Introductory Context
"India VIX is calculated using a model-free methodology based on the prices of a wide range of Nifty options across multiple strikes and two expiry months. It weights OTM options by their contribution to the market's volatility expectation. The model-free approach makes it independent of Black-Scholes assumptions — a more robust measure than any single option's IV. "
Why a Model-Free Approach
Earlier VIX calculations (including the original CBOE VIX before 2003) used at-the-money options and the Black-Scholes model to extract IV. The problem: this approach gives only the ATM IV — it ignores the information embedded in OTM options prices about tail risk expectations. The modern methodology, used by both CBOE and NSE, is 'model-free' — it incorporates options across a wide range of strikes and does not depend on Black-Scholes assumptions.
The model-free approach is more robust because it uses the market's actual pricing of all available options, not just ATM contracts. This gives VIX a richer information set — it captures both the general level of uncertainty (from ATM options) and the specific fears about tail events (from OTM options, particularly OTM puts).
The Conceptual Steps in VIX Calculation
Step 1: Identify the Two Relevant Expiry Dates
India VIX uses options from two expiry months to construct a 30-day constant maturity volatility measure. Specifically: the near-month contract (with at least 1 week to expiry) and the next-month contract. By weighting these two contracts appropriately, VIX produces a measure that always corresponds to exactly 30 calendar days — regardless of where the actual expiry dates fall.
Step 2: Select Eligible Strikes
For each expiry month, NSE uses all OTM options with non-zero bids (or within a specified distance of ATM).
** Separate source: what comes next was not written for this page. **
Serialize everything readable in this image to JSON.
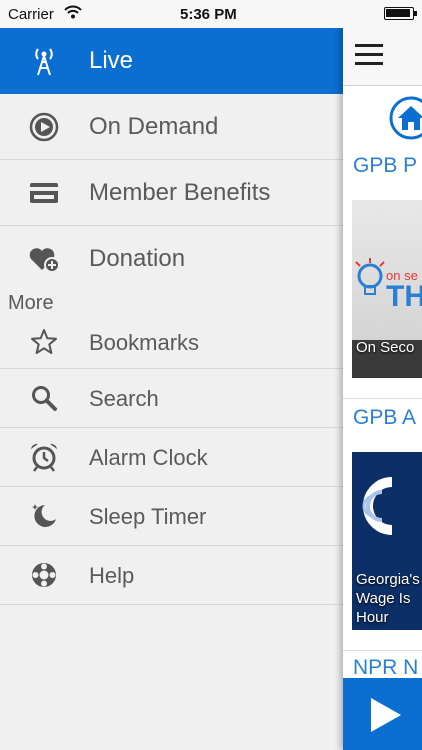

This typically includes 15–25 call strikes and 15–25 put strikes per expiry month. Including both calls and puts across this range ensures that demand for both upside and downside protection is captured.
Step 3: Weight by Strike Interval
Each strike's contribution to VIX is weighted by its distance from adjacent strikes (the strike interval). This ensures that tightly spaced strikes do not disproportionately influence the result. The weighting scheme ensures that strikes where OI is concentrated — typically ATM and nearby OTM — have appropriate but not exclusive influence.
Step 4: Calculate the Variance Contribution of Each Strike
Each option's price contributes a variance measure to VIX proportional to its price divided by the square of its strike. This transformation ensures that OTM options (which are more sensitive to tail volatility) receive appropriate weight — they contribute more per rupee of premium than ATM options.
Step 5: Sum Across All Strikes
The variance contributions of all eligible strikes are summed for each expiry month. This gives the total variance implied by the options market for each expiry horizon.
Step 6: Interpolate to 30 Days
The two monthly variance contributions are combined using time-based interpolation to produce a single 30-day constant maturity variance. The square root of this variance, multiplied by 100 and annualised, gives India VIX.
Why VIX Uses a Wide Strike Range
If VIX used only ATM options, it would miss the information in OTM puts about tail risk fears. In reality, the market's fear of a sharp decline is most visible in OTM put prices — these options are expensive precisely because participants are willing to pay a premium for downside protection. By including OTM puts in the VIX calculation, the index captures not just central volatility expectations but also tail risk fears. This makes VIX a more complete measure of market anxiety than any single option's IV.
What the Calculation Explains About VIX Behaviour
Why VIX Can Rise Even on Quiet Nifty Days
If demand for OTM puts increases (portfolio managers hedging before an event), those put prices rise, increasing their variance contribution to VIX. Nifty itself may not have moved — the underlying is flat — but VIX rises because the market is paying more for protection. This explains the often-observed phenomenon of VIX rising while Nifty is flat: it is capturing increasing hedging demand before an event.
Why VIX Falls Sharply After Events
After a Budget or RBI announcement, the OTM options that were expensive (because of uncertainty) are quickly unwound. Demand for protection falls. Prices of OTM puts collapse. Their variance contribution to VIX falls. VIX drops rapidly — the IV crush — even if Nifty is still moving. The cause is the removal of hedging demand from the VIX calculation.
Why Very Low VIX Can Be Fragile
When VIX is very low, the market is using narrow OTM options prices that reflect minimal uncertainty. Any sudden demand for protection — a surprise global event — can cause dramatic VIX spikes because the starting point is so low and the options are thinly priced. A jump from VIX 9 to VIX 18 is a 100% increase — more disruptive to option portfolios than a jump from 18 to 25.
Understanding how VIX is calculated transforms it from a 'fear gauge' label into an analytically tractable instrument. When VIX is rising while Nifty is flat, you know why: increasing demand for OTM puts. When VIX collapses after an event, you know why: the OTM protection demand that inflated it has been unwound. When VIX is unusually low, you know the fragility: a small external shock can cause a disproportionate spike because the starting conditions are compressed. This mechanistic understanding makes you a better interpreter of VIX signals.